Speaking of which, my last nitpick is that Amanda Seyfried's character kind of serves almost no purpose in this film? Like, she acts as a source of distrust in Kevin Bacon's character arc but her deception ultimately goes nowhere, and even when he kicks her out of the house it's in a way that feels like their relationship isn't over. It doesn't feel like a real thing someone would do. If he suspects she's being unfaithful, I feel like kicking her out should have held much more finality to it. But she just comes back at the end and practically no words are said. And this lack of depth hinders other parts of the film too- I've never been clear, is Kevin Bacon's daughter also Amanda Seyfried's daughter? Or was she the daughter of the wife that was killed in Bacon's backstory? (It feels strongly like she's meant to be the late wife's daughter but if so, it's very weird that Bacon would just like... give her his daughter at the end.) I appreciate that some lines of dialogue were included to address the fact that Kevin Bacon was like thirty years older than Amanda Seyfried but I feel like their relationship needed SO MUCH more depth than we got. It just feels like another part of this script that was half-baked or was once fully baked, but they cut half of the loaf off and injected the other half with some raw dough and shipped it out.
This movie has a couple interesting sequences but ultimately I feel like the plot just doesn't really work as-is. If it was meant as an homage to House of Leaves they should have leaned into that, and if it wasn't, then just cut that sequence entirely.

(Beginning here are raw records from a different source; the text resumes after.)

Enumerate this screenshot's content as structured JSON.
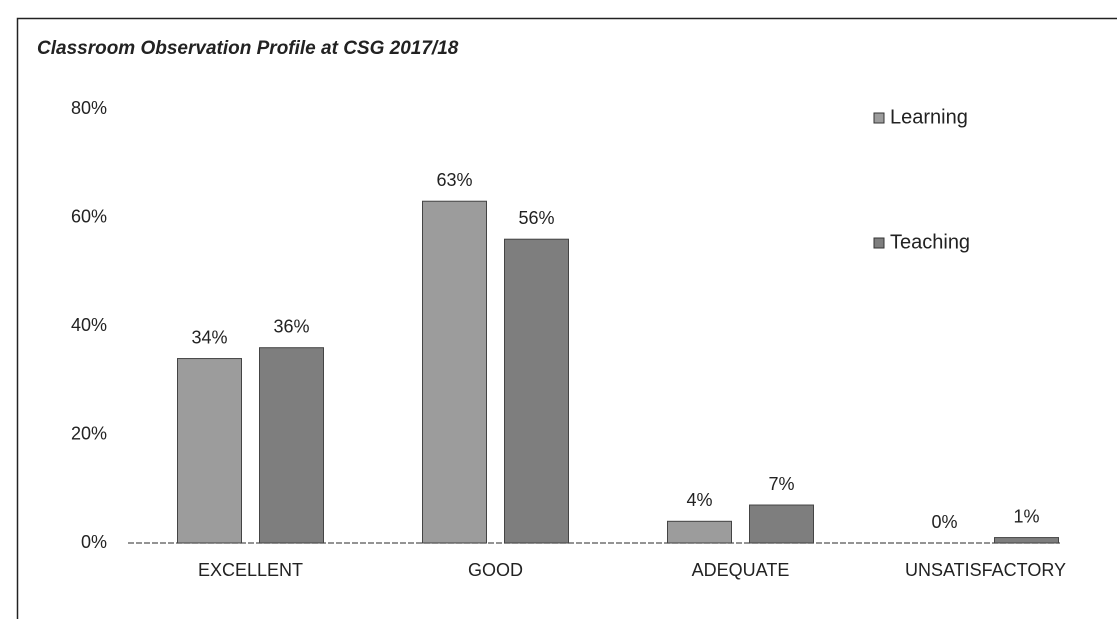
{
  "chart_data": {
    "type": "bar",
    "title": "Classroom Observation Profile at CSG 2017/18",
    "categories": [
      "EXCELLENT",
      "GOOD",
      "ADEQUATE",
      "UNSATISFACTORY"
    ],
    "series": [
      {
        "name": "Learning",
        "color": "#9c9c9c",
        "values": [
          34,
          63,
          4,
          0
        ],
        "value_labels": [
          "34%",
          "63%",
          "4%",
          "0%"
        ]
      },
      {
        "name": "Teaching",
        "color": "#7e7e7e",
        "values": [
          36,
          56,
          7,
          1
        ],
        "value_labels": [
          "36%",
          "56%",
          "7%",
          "1%"
        ]
      }
    ],
    "ylim": [
      0,
      80
    ],
    "yticks": [
      {
        "value": 0,
        "label": "0%"
      },
      {
        "value": 20,
        "label": "20%"
      },
      {
        "value": 40,
        "label": "40%"
      },
      {
        "value": 60,
        "label": "60%"
      },
      {
        "value": 80,
        "label": "80%"
      }
    ],
    "grid": false,
    "legend": "upper right"
  }
}
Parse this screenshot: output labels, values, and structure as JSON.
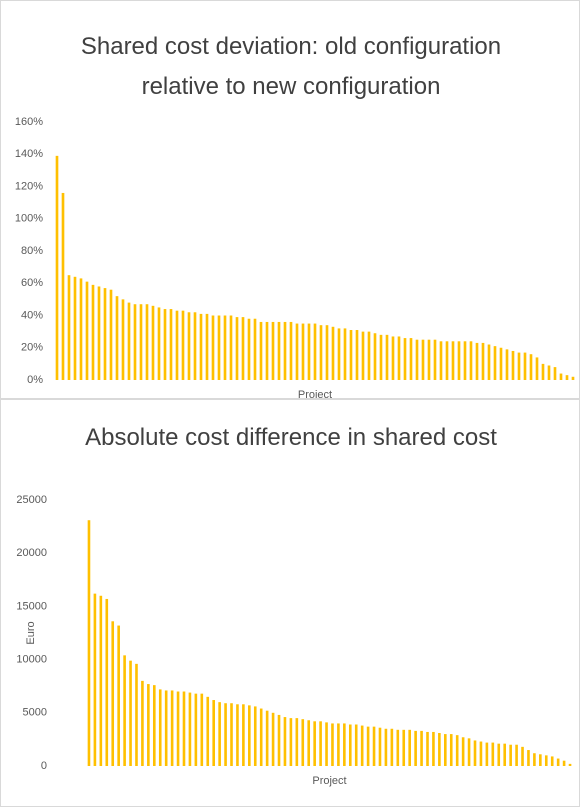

Overall Rating: 5/10 Online Rentals from Satan
My Literature Hot Take: I tried reading House of Leaves a few years ago, and hated it. I think I got a third of the way through? Maybe half? I don't remember. I think the story at its core (the Navidson Record) is fascinating and would totally love a book of just that, but all of the story-within-a-story-within-a-story got tiresome, and the accounts of the primary protagonist (if you can call Johnny Truant that) were just constant sex- and drug-filled escapades that I didn't care for one bit. I've heard a billion people tell me how amazing and transcendental that book is, so I think later this year I'm going to give it another try, but I swear I gave it my all and I just couldn't stand the narrative cutting off another chapter of the Navidson Record to give me yet another story about some sex worker the stoner protagonist slept with the night before.